By Stephen King
In 2009, on stage in a conversation with David Cronenberg in Toronto, Stephen King revealed he had been contemplating writing a sequel to The Shining. The 1977 novel, about an alcoholic writer who takes a winter caretaker job with his wife and psychically gifted son at a remote resort inhabited by violent ghosts, is one of King’s signature works of horror. It has become part of popular culture—made famous by Stanley Kubrick’s film and repeatedly spoofed since, from The Simpsons to amateur YouTube trailers. But despite its most conclusive ending, in which both possessed dad Jack Torrance and the haunted Overlook Hotel are destroyed in a spectacular explosion, King admitted one questioned has lingered: Whatever happened to the kid?

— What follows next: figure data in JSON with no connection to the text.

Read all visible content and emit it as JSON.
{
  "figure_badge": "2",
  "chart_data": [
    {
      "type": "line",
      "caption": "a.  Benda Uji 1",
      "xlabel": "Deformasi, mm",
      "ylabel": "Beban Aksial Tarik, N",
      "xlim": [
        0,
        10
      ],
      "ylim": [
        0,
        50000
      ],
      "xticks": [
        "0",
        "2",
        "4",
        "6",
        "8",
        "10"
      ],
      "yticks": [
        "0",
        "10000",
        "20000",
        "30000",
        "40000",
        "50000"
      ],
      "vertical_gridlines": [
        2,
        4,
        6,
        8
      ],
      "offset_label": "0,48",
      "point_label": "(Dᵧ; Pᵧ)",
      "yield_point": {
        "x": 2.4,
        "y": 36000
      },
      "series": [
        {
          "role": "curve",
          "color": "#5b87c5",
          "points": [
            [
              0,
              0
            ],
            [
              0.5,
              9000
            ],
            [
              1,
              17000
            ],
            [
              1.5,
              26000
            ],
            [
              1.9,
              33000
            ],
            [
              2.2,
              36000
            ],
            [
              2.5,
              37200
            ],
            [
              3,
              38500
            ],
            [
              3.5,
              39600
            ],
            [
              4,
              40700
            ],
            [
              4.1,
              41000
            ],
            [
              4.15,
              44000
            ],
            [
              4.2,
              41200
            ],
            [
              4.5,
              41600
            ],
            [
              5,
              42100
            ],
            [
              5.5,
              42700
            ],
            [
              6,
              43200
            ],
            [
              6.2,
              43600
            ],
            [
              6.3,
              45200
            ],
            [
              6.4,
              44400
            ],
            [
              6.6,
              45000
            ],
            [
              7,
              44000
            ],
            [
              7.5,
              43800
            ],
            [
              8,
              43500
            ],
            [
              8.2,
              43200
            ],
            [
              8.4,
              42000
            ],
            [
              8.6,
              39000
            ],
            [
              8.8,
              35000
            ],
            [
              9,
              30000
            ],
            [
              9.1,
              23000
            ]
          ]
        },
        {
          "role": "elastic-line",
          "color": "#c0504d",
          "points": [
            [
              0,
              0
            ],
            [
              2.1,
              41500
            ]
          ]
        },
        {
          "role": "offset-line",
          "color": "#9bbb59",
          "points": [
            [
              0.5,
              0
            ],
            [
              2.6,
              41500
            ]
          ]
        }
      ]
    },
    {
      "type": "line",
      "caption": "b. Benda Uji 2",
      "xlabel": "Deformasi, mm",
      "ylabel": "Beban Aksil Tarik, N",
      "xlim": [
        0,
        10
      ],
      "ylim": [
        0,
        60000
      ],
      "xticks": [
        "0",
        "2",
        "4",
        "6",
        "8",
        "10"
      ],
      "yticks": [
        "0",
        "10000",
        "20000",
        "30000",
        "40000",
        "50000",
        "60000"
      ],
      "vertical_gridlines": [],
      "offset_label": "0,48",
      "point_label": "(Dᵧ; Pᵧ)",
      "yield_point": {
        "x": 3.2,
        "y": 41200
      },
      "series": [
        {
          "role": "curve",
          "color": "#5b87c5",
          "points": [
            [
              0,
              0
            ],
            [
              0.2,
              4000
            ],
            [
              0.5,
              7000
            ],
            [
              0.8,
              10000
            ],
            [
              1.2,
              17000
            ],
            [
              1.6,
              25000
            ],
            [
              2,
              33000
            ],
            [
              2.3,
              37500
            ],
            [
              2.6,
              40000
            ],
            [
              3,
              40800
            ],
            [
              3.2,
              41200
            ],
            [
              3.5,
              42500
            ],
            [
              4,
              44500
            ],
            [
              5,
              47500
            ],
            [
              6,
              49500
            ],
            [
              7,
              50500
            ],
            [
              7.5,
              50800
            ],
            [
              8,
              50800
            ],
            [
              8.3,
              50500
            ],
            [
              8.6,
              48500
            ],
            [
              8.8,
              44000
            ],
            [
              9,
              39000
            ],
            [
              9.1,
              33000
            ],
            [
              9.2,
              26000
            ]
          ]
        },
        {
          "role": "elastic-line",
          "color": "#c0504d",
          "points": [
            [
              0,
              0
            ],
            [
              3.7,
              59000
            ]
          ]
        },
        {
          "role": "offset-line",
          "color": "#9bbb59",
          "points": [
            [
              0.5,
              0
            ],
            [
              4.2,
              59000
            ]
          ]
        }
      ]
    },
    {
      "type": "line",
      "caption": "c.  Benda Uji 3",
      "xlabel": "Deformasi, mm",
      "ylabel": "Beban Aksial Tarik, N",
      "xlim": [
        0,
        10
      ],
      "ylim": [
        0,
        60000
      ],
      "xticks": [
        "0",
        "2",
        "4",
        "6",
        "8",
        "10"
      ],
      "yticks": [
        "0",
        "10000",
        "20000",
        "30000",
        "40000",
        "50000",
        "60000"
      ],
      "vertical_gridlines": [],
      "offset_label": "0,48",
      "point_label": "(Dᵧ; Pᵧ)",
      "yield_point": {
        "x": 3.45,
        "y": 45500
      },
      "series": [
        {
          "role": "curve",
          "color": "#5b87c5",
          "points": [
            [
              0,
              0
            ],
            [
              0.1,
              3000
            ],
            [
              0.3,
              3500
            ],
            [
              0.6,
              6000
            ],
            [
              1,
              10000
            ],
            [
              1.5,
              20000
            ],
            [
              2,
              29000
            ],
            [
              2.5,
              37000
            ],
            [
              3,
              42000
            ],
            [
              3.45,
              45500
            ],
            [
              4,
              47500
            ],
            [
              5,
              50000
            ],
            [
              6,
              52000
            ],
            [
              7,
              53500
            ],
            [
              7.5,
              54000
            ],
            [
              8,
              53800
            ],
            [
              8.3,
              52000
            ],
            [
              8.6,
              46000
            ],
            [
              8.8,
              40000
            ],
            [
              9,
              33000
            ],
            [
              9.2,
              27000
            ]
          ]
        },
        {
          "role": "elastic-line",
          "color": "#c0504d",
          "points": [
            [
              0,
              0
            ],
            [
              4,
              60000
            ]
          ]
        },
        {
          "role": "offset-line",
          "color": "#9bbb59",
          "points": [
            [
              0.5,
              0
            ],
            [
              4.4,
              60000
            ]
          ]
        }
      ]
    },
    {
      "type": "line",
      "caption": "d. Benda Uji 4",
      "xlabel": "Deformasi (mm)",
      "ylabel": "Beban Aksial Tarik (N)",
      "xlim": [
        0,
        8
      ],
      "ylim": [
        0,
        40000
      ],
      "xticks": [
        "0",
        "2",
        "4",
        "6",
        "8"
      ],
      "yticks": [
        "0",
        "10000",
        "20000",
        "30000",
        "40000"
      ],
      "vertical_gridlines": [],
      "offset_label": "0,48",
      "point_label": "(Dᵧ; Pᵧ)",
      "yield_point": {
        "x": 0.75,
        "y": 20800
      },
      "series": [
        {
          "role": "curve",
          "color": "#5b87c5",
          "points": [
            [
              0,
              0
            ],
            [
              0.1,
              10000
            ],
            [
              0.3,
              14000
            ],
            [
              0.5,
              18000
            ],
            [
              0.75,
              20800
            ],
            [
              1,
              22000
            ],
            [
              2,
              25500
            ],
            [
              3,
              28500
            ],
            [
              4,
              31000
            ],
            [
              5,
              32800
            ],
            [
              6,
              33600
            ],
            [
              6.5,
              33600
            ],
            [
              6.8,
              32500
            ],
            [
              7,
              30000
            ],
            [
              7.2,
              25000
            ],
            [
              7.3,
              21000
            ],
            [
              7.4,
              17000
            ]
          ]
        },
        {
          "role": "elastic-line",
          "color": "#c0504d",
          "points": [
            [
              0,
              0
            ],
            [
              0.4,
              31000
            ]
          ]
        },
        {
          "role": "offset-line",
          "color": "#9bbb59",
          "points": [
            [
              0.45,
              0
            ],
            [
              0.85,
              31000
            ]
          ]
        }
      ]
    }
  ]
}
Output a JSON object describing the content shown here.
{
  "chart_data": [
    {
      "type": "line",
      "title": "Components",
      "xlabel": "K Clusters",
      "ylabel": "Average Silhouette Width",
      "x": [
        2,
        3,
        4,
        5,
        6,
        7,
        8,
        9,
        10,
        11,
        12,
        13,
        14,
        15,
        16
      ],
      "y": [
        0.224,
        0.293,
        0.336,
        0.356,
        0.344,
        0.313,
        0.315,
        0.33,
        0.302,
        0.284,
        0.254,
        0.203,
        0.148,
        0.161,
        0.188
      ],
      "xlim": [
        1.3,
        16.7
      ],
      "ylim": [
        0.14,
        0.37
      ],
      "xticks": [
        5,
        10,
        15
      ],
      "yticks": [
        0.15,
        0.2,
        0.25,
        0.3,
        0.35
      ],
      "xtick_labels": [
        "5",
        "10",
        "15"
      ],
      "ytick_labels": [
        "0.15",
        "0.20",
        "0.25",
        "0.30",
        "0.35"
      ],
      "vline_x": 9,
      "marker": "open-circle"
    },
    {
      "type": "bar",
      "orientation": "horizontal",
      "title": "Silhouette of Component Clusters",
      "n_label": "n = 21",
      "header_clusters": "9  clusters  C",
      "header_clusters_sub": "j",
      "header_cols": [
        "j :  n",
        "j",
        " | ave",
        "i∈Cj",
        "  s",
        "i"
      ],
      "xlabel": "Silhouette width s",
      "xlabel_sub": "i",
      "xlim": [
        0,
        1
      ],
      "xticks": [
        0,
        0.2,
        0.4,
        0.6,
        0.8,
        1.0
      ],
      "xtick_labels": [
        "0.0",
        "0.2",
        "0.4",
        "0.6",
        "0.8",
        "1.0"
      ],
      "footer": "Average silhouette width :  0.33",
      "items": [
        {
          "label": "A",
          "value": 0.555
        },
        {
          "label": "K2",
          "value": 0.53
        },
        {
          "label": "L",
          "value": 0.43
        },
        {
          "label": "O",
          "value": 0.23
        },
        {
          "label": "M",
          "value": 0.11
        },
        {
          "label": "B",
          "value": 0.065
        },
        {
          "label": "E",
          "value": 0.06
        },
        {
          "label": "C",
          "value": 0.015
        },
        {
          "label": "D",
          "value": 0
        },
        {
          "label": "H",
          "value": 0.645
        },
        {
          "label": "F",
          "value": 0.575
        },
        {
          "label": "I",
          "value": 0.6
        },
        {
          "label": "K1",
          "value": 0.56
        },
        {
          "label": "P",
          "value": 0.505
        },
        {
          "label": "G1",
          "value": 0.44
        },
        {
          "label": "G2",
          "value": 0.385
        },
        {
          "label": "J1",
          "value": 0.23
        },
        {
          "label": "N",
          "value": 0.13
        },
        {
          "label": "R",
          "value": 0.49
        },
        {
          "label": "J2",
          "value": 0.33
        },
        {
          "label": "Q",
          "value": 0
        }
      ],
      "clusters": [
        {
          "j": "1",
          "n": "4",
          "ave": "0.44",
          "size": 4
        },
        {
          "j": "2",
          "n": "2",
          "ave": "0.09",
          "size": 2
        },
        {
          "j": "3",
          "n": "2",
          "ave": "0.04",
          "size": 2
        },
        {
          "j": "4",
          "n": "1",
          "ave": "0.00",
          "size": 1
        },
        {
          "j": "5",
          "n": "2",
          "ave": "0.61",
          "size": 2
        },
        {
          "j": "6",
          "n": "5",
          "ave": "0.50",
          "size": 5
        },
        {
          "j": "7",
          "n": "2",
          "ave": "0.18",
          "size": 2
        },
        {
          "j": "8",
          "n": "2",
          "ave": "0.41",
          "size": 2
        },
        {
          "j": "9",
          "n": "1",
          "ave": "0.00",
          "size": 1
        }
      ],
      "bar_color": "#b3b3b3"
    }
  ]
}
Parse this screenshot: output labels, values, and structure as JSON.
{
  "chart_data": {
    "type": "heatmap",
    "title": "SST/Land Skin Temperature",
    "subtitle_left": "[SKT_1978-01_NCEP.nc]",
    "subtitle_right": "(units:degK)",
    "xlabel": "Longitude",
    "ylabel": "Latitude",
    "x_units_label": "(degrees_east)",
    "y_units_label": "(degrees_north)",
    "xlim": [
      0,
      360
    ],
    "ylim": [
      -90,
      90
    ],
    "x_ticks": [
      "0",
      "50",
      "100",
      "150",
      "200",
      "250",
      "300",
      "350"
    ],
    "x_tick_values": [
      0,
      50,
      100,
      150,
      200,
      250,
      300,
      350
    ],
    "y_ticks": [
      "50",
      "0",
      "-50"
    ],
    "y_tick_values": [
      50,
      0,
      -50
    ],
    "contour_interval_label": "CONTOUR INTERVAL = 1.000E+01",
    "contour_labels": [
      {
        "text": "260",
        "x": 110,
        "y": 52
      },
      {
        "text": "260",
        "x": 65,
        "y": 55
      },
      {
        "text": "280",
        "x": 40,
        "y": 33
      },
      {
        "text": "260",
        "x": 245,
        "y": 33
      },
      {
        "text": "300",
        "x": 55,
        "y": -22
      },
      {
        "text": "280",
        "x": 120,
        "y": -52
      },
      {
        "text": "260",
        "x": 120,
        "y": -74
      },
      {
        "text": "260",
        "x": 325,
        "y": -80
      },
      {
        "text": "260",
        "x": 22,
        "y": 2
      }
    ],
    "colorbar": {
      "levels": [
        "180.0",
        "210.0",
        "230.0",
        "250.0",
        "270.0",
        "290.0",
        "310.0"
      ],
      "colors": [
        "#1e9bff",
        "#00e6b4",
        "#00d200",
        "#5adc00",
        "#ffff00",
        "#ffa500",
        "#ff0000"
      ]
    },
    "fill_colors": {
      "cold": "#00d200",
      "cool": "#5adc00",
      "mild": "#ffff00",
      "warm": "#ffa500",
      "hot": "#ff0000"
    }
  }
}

Doctor Sleep finds Danny Torrance, now in his 40s, blunting his childhood demons with booze as he skips from one blackout and no-name town to another. In one New Hampshire community he finds AA, an honest job at a hospice—where he uses his “shining” to help terminal patients cross over to death, earning him the book’s titular nickname—and an eerie psychic connection with a young girl named Abra. It’s the girl, whose shining abilities far eclipse Danny’s (she predicted 9/11 as an infant), that gives this sequel its own soul. Abra has been targeted by a powerful cult calling itself the True Knot, whose members travel America’s highways in RVs, kidnapping such gifted children, who, in their death throes, provide vital nourishment for the vampire-like monsters.
King excels at setting supernatural struggles in small-town America, and in Doctor Sleep he writes as much meaning into a teen boy’s baseball glove and the coffee rituals after AA meetings as the epic battles between good and evil. Direct links to The Shining can be found, but with the introduction of Abra and the True Knot, King delivers more questions than answers. More than a sequel, this feels like a prequel to a whole new series.